D. B. : La prévention intervient lorsque la menace est connue. Dans le cas de la précaution, il existe une incertitude. Une mesure de précaution est par définition provisoire, qu’elle débouche sur une interdiction, une suspension ou une protection. Si des connaissances ultérieures infirment la menace, la mesure de précaution n’a plus lieu d’être ; si elles la confirment, une mesure de prévention est alors adoptée. En aucun cas, le principe de précaution ne doit être considéré comme une entrave au progrès.
tf1.fr : Dans votre ouvrage, vous notez que, paradoxalement, le principe de précaution est né dans des sociétés de plus en plus sûres…
D. B. : Nous vivons dans les sociétés les plus sûres de l’histoire. Chacun peut désormais vivre jusqu’à 75 ans. Or, tout ce qui peut porter atteinte à ce "capital d’existence" — l’incurie d’autrui ou l’appât du gain — nous est devenu insupportable. Dans les sociétés traditionnelles, les risques sont multiples : politiques (coups d’Etat, guerres), sanitaires (épidémies), naturels (séismes), économiques (mauvaises récoltes)… Aujourd’hui, presque tous les risques sont liés à un facteur technologique donc à une décision humaine. Ce qui les rend d’autant plus insupportables. Mais le risque zéro n’existe pas.
Dominique Bourg et
Jean-Louis Schlegel :
Parer aux risques de
demain, Seuil (75F).
tf1.fr : N’y a-t-il pas un risque que les Etats utilisent le principe de précaution dans un but protectionniste, pour empêcher l’accès d’un produit à leur marché intérieur, par exemple (voir encadré) ?
D. B. : Tous les détournements sont possibles. Les règlements de l’OMC obligent le pays qui recourt au principe de précaution à prouver la nocivité d’un produit. Or, dans certains cas, cette nocivité n’apparaît qu’à long terme. Maintenant on peut se demander si l’ouverture absolue du commerce doit être un principe premier. Je ne crois pas. Il faut, au contraire, l’encadrer et le principe de précaution peut y contribuer. Beaucoup de grands groupes, comme Shell, BP, EDF ou Lafarge, l’ont d’ailleurs compris.
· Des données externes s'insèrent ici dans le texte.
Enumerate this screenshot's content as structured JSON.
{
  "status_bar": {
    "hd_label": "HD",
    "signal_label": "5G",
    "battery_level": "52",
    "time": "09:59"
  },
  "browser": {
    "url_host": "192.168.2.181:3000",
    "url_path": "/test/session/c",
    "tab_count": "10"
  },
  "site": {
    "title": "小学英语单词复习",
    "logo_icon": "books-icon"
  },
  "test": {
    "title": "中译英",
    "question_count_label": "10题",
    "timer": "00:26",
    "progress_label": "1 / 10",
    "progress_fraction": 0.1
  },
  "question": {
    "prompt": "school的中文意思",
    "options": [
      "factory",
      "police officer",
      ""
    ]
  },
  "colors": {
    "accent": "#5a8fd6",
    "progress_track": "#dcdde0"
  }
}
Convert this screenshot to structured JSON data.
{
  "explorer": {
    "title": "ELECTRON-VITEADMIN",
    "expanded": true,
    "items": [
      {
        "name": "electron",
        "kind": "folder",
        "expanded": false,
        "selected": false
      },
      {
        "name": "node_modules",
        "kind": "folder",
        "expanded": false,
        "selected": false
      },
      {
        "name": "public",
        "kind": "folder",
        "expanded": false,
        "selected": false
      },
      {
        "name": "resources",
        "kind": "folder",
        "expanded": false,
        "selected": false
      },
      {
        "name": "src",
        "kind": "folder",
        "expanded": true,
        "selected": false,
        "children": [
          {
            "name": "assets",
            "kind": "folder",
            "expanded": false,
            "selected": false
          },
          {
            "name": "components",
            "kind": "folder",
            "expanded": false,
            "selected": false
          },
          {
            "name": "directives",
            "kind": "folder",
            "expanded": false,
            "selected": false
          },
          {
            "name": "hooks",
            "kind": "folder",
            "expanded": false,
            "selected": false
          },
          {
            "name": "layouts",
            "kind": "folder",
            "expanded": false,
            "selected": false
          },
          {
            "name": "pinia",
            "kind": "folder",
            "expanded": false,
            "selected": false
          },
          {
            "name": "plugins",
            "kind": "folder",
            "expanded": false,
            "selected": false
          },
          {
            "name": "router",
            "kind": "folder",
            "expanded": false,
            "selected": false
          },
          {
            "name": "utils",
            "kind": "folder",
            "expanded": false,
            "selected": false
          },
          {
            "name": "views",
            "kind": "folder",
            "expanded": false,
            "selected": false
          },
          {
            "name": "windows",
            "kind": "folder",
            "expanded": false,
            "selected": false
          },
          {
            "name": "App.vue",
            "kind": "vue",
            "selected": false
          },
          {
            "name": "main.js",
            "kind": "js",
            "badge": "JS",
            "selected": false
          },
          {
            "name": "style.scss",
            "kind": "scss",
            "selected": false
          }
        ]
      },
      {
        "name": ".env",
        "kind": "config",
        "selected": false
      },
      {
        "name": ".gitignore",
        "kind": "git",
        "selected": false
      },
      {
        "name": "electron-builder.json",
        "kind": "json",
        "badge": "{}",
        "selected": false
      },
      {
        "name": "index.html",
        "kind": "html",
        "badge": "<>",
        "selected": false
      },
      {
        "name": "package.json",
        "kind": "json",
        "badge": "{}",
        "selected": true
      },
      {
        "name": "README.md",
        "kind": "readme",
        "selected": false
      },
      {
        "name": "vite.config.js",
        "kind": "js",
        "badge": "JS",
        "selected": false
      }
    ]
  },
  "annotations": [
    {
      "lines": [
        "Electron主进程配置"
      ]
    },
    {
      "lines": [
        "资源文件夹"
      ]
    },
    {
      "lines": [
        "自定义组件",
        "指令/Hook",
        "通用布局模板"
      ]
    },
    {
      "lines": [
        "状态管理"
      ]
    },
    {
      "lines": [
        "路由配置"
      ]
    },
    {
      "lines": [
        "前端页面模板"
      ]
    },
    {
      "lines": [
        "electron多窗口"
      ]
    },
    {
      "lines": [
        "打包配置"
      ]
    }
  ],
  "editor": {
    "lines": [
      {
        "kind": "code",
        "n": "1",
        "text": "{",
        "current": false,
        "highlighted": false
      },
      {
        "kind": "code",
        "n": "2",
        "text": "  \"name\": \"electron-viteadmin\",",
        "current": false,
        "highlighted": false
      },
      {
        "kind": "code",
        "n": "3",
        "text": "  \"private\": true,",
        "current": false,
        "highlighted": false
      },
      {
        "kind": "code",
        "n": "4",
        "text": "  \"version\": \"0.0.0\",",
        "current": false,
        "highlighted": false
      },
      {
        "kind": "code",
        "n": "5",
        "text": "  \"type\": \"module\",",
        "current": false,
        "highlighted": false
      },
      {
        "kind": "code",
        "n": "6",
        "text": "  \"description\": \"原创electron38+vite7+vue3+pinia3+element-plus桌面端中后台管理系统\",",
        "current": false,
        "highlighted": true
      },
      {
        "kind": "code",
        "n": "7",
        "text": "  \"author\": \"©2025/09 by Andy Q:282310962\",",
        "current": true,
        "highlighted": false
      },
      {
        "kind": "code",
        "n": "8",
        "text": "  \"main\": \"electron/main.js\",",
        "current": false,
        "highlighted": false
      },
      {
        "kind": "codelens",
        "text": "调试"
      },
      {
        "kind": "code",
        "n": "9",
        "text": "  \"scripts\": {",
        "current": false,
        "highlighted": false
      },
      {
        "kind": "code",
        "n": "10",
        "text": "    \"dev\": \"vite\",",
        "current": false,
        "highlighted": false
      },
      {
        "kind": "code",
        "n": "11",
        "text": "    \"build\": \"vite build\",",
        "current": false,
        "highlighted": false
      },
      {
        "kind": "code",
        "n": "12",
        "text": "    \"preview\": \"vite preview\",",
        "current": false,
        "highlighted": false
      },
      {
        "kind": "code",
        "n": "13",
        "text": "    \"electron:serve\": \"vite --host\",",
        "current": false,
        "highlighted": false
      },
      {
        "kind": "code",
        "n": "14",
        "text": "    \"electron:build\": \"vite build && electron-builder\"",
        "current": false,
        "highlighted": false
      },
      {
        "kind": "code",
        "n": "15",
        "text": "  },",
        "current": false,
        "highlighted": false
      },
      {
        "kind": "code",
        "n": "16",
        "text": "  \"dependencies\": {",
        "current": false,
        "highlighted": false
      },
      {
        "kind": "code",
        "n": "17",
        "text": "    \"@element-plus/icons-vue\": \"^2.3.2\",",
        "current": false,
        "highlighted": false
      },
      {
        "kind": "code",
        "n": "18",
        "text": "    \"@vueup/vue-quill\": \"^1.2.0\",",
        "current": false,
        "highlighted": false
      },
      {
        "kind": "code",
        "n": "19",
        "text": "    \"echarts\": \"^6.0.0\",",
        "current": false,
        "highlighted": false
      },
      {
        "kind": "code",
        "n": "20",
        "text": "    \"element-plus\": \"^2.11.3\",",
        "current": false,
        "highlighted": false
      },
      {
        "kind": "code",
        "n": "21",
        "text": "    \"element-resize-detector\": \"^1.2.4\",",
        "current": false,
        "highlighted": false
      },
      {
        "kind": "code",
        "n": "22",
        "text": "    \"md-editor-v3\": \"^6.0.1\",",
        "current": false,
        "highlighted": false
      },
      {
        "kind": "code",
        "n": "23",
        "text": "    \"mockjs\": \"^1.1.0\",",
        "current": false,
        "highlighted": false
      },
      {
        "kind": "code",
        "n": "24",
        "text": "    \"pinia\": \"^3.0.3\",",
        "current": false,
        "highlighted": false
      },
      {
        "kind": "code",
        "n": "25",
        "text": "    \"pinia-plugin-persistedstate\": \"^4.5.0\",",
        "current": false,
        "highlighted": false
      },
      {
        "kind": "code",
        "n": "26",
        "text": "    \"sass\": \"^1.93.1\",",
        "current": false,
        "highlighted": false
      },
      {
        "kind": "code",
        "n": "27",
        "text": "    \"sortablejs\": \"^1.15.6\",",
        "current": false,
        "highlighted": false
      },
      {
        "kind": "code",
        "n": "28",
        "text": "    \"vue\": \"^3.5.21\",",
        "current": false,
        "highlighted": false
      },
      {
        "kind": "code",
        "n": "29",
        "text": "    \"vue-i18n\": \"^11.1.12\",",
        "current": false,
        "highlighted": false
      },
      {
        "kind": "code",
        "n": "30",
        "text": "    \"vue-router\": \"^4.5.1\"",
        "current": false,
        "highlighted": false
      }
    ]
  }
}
tf1.fr : Selon vous, le principe de précaution participe à l’établissement d’un développement durable…
D. B. : C’est un des moyens de le mettre en œuvre. Le développement durable se traduit notamment par une solidarité entre les générations et la mise en place d’une démocratie participative. La précaution implique justement que les problèmes soient soumis au public. Vous savez, en général, les citoyens sont raisonnables et modérés à condition qu’ils aient accès à l’information.
Un principe juridique en Europe La précaution est reconnue en tant que principe en France (loi Barnier de 1995) et au sein de l'espace politique européen. En février 2000, la Commission des communautés européennes a ainsi étendu son champ d’application aux "effets possibles sur l’environnement ou la santé humaine, animale ou végétale". Dans le cadre de l'OMC, l'accord "SPS", concernant l'application des mesures sanitaires et phytosanitaires en matière de commerce international, permet à chaque Etat, dans les situations d'urgence et de façon provisoire, d'interdire, même sans preuves suffisantes, l'importation d'un produit qu'il estime dangereux pour sa population. Pour maintenir sa décision au-delà d'un certain délai, il lui faudra fournir des "preuves scientifiques suffisantes"... ce qui va à l'encontre du principe de précaution, expliquent Dominique Bourg et Jean-Louis Schlegel dans leur ouvrage. |
photo d'ouverture : manifestation sur les risques de l'amiante en novembre 2000 (AFP)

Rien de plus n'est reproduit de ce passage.